Он оглянулся. В комнате с невысоким беленым потолком, сплошь у окон заставленной домашними цветами, кроме них, не было никого. Дверь прикрыта. Из-за нее глухо доносился равномерный стук. Должно быть, хозяйка на кухне рубелем катала белье. А Егорушка носился по улице — выполнял свои сторожевые обязанности.

— Вы уже о съезде что-нибудь слышали? — спросила Книпович. — По глазам вижу: да! Но сперва большой вам привет от Крупской. А как здесь Ульяновы? Как Мария Александровна? Если бы вы знали, как Владимир Ильич по ней скучает! Не сегодня-завтра сюда должен приехать Дмитрий Ильич. Мы ведь ехали в Самару разными путями.

— Спасибо за добрые слова, Лидия Михайловна! Особенно за привет от Надежды Константиновны, с ней лично я ведь еще незнаком. Все Ульяновы, знаю, живы, здоровы. Но не томите, Лидия Михайловна!

— Для того и позвала вас. Трудный будет рассказ. И трудная для нас всех работа. Вы-то что и от кого уже слышали? — Книпович подперла щеку рукой, озабоченно вглядываясь в Дубровинского.

— Разные слухи по Самаре ползут. Ими и пренебречь бы, — ответил Дубровинский. — Но на днях получил я из Таганрога письмо от Мошинского. Он же был делегатом! Письмо очень короткое, но ворчливое. Пишет: произошел на съезде раскол и в этом расколе больше других повинен Ленин.

— Чья бы коровка мычала, а его бы молчала! — воскликнула Книпович. — Ну не зря Владимир Ильич зачислил его в «болото» вместе с некоторыми другими!

— Как — в болото? — не понял Дубровинский.

— А так! Вертелись эти голубчики то туда, то сюда. Вроде бы центр, беспристрастность, а на деле «болото». Обопрись на них — и сам в трясину провалишься. Правду сказать, поддерживал Мошинский и правильные позиции. Ленину даже приходилось от бундовцев его защищать. А как дошло до самой острой борьбы, он к мартовцам переметнулся.

— Значит, на съезде действительно произошел раскол? — с волнением спросил Дубровинский.

— Раскол! Раскол! — повторила Книпович. — Да, конечно. Я не сильна в этимологии. Для меня это слово звучит скорее как «откол». Хотя, в общем, что в лоб, что по лбу! Словом, наше, искровское, направление оказалось в большинстве, а от него, нет, все-таки откололись — именно откололись — мартовцы.

— И опять я не понимаю, Лидия Михайловна! Что значит, «мартовцы»? — проговорил Дубровинский, потирая лоб. — Ведь Мартов — тоже один из редакторов «Искры». Он всегда писал очень хорошие статьи.

— Друг мой! Это я виновата. Не могу говорить по порядку. Все еще кипят во мне съездовские страсти. А вы здесь, на месте, конечно, живете совсем другими представлениями. Буду стараться не забегать вперед.

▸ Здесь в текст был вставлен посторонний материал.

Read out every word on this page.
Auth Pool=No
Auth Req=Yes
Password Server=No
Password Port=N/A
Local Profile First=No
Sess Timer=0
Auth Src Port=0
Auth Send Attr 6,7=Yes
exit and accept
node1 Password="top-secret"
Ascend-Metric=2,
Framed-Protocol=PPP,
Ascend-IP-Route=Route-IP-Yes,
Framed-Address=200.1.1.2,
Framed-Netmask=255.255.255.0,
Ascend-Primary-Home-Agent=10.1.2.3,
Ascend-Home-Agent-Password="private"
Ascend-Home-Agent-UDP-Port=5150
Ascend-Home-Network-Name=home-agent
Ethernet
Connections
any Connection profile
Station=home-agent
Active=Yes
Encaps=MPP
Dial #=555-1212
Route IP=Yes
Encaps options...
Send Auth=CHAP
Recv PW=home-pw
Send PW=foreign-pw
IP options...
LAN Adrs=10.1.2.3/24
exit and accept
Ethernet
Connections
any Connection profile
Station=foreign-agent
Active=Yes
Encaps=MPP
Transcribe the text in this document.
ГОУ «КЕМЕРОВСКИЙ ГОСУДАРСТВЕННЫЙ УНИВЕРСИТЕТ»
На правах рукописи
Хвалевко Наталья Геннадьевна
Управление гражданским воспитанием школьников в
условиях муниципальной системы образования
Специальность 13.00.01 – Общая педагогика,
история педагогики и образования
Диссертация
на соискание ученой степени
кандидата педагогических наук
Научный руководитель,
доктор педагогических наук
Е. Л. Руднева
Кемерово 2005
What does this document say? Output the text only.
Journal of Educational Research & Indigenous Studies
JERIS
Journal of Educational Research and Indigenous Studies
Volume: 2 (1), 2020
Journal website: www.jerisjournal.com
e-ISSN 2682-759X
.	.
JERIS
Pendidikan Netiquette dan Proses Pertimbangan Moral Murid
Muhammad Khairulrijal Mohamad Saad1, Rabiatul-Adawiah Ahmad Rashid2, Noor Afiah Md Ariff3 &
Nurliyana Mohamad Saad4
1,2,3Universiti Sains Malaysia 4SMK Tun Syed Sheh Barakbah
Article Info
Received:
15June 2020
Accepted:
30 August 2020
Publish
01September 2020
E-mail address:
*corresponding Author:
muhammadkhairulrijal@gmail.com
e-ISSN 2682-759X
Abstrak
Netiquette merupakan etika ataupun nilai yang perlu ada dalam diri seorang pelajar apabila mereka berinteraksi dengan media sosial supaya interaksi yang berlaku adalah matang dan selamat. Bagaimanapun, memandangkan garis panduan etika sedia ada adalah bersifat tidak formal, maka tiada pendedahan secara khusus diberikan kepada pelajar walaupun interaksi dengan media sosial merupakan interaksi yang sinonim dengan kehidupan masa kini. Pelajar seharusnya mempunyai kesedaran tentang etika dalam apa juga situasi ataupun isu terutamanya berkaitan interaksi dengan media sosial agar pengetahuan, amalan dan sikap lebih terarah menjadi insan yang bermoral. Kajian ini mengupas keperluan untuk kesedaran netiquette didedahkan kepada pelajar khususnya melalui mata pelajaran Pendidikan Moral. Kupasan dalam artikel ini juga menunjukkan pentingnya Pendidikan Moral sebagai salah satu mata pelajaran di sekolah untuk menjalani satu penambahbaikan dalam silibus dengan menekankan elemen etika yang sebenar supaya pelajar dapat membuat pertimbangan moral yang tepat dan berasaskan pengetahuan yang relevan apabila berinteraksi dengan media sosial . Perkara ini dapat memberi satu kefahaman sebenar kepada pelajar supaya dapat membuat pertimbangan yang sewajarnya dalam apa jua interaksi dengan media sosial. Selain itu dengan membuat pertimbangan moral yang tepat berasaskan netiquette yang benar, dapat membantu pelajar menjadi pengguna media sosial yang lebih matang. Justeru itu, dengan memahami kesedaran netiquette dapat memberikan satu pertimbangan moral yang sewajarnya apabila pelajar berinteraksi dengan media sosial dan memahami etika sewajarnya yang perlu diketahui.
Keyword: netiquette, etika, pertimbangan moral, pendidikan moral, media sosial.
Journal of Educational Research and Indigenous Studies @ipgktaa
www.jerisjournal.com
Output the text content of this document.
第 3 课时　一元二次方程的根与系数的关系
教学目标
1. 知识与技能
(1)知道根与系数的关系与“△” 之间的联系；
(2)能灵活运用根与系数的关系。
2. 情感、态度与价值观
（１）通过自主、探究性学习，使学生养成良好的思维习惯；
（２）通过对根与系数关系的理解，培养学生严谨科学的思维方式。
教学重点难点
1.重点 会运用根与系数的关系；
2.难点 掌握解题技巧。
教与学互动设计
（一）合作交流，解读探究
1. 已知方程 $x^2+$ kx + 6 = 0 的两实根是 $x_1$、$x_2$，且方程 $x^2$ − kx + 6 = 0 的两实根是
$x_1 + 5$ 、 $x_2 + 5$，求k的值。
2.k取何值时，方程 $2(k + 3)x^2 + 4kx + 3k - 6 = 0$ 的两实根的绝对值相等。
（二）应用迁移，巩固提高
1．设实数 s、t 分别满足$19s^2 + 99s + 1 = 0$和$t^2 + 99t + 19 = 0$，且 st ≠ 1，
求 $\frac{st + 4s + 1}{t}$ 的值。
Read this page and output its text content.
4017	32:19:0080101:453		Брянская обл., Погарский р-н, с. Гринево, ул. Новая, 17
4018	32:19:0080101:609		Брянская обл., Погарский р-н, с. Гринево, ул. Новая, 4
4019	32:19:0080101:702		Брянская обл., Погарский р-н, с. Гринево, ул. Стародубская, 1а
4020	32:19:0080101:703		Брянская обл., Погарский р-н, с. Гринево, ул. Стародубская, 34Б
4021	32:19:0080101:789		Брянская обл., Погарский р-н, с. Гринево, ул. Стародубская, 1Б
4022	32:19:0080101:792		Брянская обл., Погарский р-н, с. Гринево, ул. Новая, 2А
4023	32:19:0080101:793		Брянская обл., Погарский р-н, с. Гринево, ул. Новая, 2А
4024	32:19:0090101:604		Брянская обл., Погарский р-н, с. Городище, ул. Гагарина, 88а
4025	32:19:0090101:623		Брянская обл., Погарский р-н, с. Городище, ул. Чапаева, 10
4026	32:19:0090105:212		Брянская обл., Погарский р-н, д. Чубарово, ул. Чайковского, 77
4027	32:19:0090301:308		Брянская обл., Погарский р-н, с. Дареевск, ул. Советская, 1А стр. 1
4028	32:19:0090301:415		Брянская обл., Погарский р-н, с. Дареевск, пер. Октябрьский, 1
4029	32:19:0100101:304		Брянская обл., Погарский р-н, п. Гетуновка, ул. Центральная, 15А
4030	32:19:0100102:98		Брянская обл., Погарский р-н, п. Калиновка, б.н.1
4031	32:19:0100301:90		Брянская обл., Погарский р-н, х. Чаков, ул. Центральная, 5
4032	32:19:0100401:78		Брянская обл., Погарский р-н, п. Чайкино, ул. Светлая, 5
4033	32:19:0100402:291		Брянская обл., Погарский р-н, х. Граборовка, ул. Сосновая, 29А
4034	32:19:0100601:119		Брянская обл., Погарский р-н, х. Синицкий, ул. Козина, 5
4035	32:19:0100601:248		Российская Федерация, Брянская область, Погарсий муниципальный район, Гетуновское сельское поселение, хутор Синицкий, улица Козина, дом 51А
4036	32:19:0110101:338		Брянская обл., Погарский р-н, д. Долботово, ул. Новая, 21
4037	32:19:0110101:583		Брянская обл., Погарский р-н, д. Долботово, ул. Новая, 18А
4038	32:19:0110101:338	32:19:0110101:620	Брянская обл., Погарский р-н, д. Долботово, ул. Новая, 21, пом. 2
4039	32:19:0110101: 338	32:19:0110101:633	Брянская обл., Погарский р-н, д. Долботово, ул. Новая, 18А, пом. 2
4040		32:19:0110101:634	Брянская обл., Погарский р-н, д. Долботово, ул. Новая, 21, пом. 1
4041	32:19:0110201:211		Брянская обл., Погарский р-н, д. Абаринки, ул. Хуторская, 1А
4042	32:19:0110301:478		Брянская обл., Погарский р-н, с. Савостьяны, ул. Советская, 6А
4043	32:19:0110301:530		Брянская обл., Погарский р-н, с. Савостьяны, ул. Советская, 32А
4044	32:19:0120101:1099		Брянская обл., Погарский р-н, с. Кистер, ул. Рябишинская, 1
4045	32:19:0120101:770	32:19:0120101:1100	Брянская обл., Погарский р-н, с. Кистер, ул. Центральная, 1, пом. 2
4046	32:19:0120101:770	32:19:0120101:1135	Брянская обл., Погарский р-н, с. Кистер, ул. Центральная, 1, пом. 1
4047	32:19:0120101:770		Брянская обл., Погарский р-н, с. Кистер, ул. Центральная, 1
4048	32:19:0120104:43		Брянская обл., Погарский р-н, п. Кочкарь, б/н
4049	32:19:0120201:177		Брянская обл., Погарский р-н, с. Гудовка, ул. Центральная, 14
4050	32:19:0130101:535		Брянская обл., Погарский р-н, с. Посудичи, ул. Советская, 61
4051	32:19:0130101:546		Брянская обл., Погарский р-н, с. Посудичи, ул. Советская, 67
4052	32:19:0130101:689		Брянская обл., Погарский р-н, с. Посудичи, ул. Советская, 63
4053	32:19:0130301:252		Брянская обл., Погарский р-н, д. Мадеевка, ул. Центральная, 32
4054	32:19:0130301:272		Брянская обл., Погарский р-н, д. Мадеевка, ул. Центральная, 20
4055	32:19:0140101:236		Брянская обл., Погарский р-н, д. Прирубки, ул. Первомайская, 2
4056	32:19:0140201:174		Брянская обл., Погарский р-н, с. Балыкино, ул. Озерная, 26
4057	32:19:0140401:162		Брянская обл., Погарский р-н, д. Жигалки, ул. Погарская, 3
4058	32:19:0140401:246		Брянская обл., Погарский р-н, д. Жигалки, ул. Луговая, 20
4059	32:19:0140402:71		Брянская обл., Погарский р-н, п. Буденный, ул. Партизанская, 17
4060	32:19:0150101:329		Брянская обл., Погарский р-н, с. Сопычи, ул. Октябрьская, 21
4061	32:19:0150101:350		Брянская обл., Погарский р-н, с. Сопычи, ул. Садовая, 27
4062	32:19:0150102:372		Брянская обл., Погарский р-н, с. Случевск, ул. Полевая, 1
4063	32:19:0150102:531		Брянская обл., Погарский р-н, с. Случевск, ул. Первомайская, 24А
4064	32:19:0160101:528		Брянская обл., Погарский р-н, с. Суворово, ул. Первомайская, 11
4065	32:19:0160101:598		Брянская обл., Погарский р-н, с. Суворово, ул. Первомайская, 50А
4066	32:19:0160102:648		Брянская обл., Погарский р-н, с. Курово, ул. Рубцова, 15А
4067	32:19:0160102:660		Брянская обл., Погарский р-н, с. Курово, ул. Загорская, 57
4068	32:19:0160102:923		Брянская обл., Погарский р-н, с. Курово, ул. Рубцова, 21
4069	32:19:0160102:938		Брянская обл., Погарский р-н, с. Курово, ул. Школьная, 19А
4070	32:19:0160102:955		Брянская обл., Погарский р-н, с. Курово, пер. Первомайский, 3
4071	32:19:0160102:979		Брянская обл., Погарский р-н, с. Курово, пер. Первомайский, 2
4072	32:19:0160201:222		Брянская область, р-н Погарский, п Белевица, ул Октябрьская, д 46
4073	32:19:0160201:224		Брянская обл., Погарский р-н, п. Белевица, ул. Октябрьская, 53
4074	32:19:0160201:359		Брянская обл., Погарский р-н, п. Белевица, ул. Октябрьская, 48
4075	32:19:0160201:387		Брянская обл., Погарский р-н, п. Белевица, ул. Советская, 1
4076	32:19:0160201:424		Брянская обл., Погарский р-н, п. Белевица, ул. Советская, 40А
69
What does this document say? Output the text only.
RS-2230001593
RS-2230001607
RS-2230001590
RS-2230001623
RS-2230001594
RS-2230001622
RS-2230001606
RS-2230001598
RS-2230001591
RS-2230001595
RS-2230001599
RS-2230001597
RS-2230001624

— Нет, забегите, Лидия Михайловна! Хотя бы только в одном забегите! — Дубровинский поддался ее возбужденному настроению. — Есть у нас все же после съезда единая партия? Или их стало две? Или вообще нет никакой партии, снова только кружковщина и кто во что горазд?

— Есть у нас партия! — торжественно сказала Книпович. — Та самая, которая была провозглашена пять лет назад. И теперь она приняла свою программу, Устав, ряд важнейших резолюций. Съезд дает нашим местным организациям прямые указания к действию.